Aggregate search filter for field being zero length array

zacharykane · April 1, 2022, 11:04pm

Hello mongo people!

I’m trying to use the full text search feature with my Atlas collection. That seems to be working great. I also want the results to be limited to documents where a certain field - that is an array - is empty/has a zero length. I’ve been looking over the docs for the aggregate search pipeline but nothing seems to handle this that I can find.

Previously, I was using the find() api like this:

collection.find({ tags: { $size: 0 } });

I feel like I should include this filter before the text search of other fields since it would greatly limit was needs… searched. What does that operation look like in an aggregate pipeline?

Right now, I’m text searching like this:

const cursor = collection.aggregate([
  {
    $search: {
      compound: {
        must: [
          {
            text: {
              query: 'style',
              path: ['title'],
            },
          },
        ],
      },
    },
  },
]);

This is getting my a cursor of the result of docs where the title field does contain style, so that’s great! I was thinking this could be a compound operation since I also want to filter out the tags array field to empty ones but I might be mistaken there too.

Any ideas on how to accomplish this query?

NeNaD · April 2, 2022, 8:35am

Hi,

You can add one Aggregation stage in the beginning of the Aggregation pipeline.

$match with $expr - to filter documents based on some expression
$eq with $size - to return only documents where tags array property is an empty array

db.collection.aggregate([
  {
    "$match": {
      "$expr": {
        "$eq": [
          0,
          {
            $size: "$tags"
          }
        ]
      }
    }
  }
])

Working example

steevej · April 2, 2022, 12:48pm

According to $search documentation $seach must be the first stage of the pipeline.

To test the size of an array I prefer to use:

{ "$match" : { "$tags.0" : { "$exists" : false } } }

The problem with $size is that it causes an error when the field tags does not exist with

MongoServerError: PlanExecutor error during aggregation :: caused by :: The argument to $size must be an array, but was of type: missing

It also causes an error when the field tags is not an array with:

MongoServerError: PlanExecutor error during aggregation :: caused by :: The argument to $size must be an array, but was of type: string

Since I am a big fan of the schema less nature of JSON and MongoDB, I prefer to use queries that accommodate that without error.

All this being written, I have to admit that the following variant of $size also works without error.

c.aggregate( { "$match" : { "tags" : { $size : 0 }} })

All this means that your filtering of empty tags array must be done after the $search.

However, something that I have not tried, would be to set a partial index with your tags size as a condition and then specify the index to use in your $search. Since the documents indexed will only be the one with $size:{$gt:0}, you kind of implicitly filter them out.

zacharykane · April 3, 2022, 6:18pm

According to $search documentation $seach must be the first stage of the pipeline.

Yes, exactly. It was this requirement that kind of baffled me. I thought match or equals might be the answer, but wasn’t sure how they were shaped.

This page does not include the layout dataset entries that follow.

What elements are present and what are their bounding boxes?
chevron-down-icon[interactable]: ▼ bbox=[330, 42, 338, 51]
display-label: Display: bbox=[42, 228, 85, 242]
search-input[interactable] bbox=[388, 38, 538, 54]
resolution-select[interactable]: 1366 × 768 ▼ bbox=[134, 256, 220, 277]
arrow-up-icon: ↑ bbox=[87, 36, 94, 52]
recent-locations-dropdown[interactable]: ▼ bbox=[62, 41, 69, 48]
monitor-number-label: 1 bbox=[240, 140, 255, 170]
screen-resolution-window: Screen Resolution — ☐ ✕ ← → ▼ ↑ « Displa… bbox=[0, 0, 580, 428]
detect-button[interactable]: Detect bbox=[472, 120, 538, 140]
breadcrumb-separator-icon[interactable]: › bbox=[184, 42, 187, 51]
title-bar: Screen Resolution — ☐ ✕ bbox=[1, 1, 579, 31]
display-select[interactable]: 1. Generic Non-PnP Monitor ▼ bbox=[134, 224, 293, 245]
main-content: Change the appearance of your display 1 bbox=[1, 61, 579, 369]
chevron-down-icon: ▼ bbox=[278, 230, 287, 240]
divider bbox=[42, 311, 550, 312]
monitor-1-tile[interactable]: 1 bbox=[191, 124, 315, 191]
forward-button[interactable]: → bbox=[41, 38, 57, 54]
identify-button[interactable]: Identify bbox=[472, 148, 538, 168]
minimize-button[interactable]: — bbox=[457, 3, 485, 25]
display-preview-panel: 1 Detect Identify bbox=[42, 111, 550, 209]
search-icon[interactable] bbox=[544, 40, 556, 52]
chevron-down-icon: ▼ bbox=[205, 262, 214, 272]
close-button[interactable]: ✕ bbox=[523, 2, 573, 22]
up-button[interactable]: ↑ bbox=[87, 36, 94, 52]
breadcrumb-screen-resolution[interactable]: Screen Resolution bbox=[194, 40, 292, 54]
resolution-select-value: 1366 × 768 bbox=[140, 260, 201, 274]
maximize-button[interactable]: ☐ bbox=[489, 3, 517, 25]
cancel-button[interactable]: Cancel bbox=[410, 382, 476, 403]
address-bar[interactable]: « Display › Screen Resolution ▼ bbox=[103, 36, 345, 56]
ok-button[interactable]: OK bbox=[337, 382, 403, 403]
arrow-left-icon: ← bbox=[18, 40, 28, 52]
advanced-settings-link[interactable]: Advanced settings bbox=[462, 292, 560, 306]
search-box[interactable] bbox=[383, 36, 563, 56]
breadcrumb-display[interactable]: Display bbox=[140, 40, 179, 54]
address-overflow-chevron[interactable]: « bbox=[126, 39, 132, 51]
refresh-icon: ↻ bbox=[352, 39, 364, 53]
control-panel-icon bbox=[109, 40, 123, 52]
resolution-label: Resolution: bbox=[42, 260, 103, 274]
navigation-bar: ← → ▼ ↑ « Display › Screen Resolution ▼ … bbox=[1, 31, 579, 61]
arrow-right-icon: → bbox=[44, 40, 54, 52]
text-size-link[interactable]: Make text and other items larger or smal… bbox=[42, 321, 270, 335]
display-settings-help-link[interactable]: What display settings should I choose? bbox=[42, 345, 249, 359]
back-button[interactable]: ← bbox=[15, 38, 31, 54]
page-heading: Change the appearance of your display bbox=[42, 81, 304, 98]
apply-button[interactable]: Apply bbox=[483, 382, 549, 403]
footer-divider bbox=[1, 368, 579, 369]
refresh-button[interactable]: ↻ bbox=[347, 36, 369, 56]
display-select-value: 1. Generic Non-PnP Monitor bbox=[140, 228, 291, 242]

Given that the text search has to be first, it does imply to me that all records will have their text fields inspected, and then whole swathes will be removed on the (in my mind) more simpler tags match. Is this not an inefficiency to mongo’s internals?

steevej · April 3, 2022, 9:01pm

That is not exactly how search and indexes work. If you do not have an index, then yes each record has to be verified. With search and indexes, it is much more efficient. More or less the index is inspected, not the documents. Finding a value inside an index is very efficient compared to scanning each document. The course M201 presents a good overview of indexes.

For example, if a document does not contain the indexed field, it takes almost no space in the index and is not examined when looking for normal value.